There were some noteworthy repercussions to the newspaper
article. Mr. Huskey had somehow inferred that I called 9-1-1
because I thought Rich, my husband, was going into shock, although
how he concluded this from my comment that "his pads were
turning blue," I don't quite understand. So the first thing I
had to do was call Rich at work - Rich, who had worked tirelessly
to free Rudy - and swear that I had been misquoted. When I arrived
at work myself, I was famous; people had been calling my secretary
all morning to inquire about Rudy's health.
When I called our regular vet (whom I had met only once) to
make a follow-up appointment for Rudy, the receptionist asked,
"Is this the famous Rudy's mother?" When I took my car
in for routine maintenance a few days later, Dave, my mechanic,
said, "We read about your cat. Is he OK?" When I called
a tree surgeon about my dying red oak, he asked if I knew the
person on that street whose cat had been in the garbage disposal.
And when I went to get my hair cut, the shampoo person told me the
funny story her grandma had read in the paper, about a cat that
got stuck in the garbage disposal.
Even today, over a year later, people ask about Rudy, which a
9-year-old neighbor had always called "the Adventure
Cat" because he used to climb on the roof of her house and
peer in the second-story window at her. I don't know what the
moral of this story is, but I do know that this
"adventure" cost me $1,100 in emergency vet bills,
follow-up vet care, new sink, new plumbing, new electrical wiring,
and new garbage disposal-one with a cover. The vet can no longer
say he's seen everything but the kitchen sink.

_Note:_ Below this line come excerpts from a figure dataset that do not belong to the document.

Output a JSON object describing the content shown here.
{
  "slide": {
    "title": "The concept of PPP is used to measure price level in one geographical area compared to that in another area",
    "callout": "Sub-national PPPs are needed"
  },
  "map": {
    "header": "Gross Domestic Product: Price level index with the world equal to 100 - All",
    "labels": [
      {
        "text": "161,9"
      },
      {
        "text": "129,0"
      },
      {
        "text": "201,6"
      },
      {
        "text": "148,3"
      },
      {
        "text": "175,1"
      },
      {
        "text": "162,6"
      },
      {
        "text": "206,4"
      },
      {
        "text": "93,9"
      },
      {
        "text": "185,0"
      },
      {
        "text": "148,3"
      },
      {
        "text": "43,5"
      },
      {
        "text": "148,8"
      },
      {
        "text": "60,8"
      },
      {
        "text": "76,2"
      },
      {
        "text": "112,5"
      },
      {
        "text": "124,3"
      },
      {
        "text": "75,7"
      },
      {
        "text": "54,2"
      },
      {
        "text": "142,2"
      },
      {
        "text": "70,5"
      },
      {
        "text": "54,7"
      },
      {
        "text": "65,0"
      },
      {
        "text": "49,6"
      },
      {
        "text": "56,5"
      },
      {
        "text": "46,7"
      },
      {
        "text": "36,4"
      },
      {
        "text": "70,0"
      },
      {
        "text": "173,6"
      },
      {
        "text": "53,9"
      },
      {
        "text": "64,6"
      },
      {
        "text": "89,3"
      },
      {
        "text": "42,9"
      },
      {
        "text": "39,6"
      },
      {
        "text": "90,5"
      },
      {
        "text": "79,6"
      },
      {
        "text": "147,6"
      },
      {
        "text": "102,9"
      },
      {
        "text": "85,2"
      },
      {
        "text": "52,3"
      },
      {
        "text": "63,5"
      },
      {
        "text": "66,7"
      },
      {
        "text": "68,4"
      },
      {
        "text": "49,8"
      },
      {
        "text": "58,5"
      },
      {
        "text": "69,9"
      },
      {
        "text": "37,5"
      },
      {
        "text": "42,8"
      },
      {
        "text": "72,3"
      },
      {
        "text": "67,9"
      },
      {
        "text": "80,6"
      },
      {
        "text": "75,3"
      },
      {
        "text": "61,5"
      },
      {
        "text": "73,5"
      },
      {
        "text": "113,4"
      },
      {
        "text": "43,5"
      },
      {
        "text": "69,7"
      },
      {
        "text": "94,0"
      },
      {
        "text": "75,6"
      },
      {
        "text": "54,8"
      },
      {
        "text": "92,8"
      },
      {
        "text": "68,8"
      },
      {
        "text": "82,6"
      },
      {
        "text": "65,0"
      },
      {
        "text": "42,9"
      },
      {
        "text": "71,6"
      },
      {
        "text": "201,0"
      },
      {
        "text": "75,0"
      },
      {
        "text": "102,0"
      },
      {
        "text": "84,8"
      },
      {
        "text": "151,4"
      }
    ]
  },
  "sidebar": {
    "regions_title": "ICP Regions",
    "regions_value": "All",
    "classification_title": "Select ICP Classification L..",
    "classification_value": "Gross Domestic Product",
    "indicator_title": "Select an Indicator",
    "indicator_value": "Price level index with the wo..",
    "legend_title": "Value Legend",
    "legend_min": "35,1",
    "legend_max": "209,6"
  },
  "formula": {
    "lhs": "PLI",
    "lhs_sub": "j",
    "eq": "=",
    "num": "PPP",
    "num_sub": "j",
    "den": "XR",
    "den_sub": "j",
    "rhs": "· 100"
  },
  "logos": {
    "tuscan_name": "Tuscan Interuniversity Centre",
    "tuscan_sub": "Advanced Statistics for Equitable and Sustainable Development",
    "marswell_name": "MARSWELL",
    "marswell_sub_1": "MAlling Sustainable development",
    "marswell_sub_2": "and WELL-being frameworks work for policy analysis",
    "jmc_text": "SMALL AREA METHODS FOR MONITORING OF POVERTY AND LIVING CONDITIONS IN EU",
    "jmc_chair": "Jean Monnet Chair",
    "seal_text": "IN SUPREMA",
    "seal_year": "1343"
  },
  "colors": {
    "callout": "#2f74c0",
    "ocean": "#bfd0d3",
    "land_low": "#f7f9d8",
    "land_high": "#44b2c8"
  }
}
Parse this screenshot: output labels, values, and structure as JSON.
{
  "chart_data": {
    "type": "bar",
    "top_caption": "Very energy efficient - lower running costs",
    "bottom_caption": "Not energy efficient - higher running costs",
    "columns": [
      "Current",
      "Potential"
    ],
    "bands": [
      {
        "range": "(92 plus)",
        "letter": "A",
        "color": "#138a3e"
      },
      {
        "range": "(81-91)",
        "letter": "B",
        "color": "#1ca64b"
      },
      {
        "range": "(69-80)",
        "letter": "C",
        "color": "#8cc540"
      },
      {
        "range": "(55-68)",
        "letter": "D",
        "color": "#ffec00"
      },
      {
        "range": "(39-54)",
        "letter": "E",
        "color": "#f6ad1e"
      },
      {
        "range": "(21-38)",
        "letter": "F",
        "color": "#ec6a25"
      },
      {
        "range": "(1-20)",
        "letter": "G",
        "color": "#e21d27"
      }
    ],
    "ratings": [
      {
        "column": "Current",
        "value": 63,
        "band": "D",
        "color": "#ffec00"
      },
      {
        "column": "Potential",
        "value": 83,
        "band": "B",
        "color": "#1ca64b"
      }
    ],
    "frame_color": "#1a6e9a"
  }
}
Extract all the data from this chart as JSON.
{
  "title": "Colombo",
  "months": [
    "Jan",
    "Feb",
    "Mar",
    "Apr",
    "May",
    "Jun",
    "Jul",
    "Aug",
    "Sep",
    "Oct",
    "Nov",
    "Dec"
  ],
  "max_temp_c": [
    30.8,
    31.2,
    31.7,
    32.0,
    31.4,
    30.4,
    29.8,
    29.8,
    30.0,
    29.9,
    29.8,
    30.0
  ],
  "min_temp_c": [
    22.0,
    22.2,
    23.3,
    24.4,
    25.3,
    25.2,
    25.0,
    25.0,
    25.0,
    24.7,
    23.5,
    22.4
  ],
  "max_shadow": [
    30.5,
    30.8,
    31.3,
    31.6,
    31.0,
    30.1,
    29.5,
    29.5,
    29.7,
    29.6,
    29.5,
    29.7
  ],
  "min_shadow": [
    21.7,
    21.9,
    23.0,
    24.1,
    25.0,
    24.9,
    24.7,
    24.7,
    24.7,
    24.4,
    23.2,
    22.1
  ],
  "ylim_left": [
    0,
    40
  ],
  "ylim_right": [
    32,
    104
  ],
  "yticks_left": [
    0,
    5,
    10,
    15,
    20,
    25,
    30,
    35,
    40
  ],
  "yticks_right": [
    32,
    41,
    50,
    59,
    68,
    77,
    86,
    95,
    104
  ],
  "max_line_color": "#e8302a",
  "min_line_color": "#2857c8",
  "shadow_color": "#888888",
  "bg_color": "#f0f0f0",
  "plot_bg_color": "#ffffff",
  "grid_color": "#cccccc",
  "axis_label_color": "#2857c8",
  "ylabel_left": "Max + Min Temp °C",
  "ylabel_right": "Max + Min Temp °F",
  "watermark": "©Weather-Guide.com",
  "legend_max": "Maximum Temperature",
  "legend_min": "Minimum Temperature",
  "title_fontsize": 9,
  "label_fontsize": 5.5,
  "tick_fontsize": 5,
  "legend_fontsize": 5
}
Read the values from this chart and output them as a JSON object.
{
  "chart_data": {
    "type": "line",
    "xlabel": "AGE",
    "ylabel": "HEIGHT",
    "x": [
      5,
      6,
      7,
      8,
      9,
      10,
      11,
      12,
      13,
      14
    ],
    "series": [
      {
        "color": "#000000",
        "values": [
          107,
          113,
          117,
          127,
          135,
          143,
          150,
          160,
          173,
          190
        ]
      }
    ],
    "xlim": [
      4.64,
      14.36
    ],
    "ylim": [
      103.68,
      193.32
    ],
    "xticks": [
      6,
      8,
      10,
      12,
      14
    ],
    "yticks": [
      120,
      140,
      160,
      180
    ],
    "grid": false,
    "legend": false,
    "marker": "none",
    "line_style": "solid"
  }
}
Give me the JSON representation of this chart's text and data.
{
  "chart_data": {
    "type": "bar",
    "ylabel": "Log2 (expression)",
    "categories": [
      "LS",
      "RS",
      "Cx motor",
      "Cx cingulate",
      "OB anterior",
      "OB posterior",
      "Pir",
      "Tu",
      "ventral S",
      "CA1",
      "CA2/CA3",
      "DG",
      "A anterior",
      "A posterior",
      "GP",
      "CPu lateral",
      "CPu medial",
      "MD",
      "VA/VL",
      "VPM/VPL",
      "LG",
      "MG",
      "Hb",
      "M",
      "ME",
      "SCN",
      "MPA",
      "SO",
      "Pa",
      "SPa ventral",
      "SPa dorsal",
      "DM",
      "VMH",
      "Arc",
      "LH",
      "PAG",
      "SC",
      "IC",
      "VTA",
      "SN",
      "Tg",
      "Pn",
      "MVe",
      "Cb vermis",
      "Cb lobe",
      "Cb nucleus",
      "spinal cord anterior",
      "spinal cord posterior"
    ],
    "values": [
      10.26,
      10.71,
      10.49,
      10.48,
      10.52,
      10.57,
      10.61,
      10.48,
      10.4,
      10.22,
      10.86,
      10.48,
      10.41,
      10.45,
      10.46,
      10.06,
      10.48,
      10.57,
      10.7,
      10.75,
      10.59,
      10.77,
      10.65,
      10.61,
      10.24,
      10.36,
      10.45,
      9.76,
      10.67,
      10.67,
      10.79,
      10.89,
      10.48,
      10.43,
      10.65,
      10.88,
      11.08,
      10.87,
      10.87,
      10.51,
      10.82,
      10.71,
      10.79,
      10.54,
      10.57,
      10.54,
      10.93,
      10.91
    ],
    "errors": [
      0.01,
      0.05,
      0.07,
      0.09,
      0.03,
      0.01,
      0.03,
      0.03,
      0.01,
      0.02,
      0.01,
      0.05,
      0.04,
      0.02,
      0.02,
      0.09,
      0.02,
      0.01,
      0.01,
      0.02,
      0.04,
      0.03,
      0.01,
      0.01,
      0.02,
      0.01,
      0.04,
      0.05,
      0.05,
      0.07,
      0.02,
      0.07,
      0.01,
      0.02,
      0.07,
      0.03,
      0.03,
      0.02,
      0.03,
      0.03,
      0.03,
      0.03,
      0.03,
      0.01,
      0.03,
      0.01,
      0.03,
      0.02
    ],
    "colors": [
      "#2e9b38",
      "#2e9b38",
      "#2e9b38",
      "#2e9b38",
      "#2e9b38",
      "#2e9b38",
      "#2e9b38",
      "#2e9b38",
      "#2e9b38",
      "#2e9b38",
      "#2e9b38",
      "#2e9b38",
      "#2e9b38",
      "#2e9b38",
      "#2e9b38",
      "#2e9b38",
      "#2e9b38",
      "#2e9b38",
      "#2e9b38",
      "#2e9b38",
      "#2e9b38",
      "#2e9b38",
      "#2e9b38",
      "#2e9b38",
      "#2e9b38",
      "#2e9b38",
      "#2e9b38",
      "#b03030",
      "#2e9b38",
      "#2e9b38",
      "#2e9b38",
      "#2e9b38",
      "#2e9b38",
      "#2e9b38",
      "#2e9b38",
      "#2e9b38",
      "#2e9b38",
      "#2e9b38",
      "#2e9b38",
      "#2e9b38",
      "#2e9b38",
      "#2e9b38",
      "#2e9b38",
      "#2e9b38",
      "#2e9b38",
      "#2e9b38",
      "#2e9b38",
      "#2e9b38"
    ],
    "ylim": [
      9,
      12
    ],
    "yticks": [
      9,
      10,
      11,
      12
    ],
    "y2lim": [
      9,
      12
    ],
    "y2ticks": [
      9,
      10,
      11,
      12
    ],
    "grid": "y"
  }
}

I wanted to thank Officers Tom and Mike by giving them gift
certificates to the local hardware store, but was told that they
couldn't accept gifts, and that I would put them in a bad position
if I tried. So I wrote a letter to the Police Chief praising their
good deeds and sent individual thank you notes to Tom and Mike,
complete with pictures of Rudy, so they could see what he looks
like with his head on.
And Rudy, whom we originally got for free (or so we thought),
still sleeps with me under the covers on cold nights, and,
unaccountably, still sometimes prowls the sink, hoping for fish.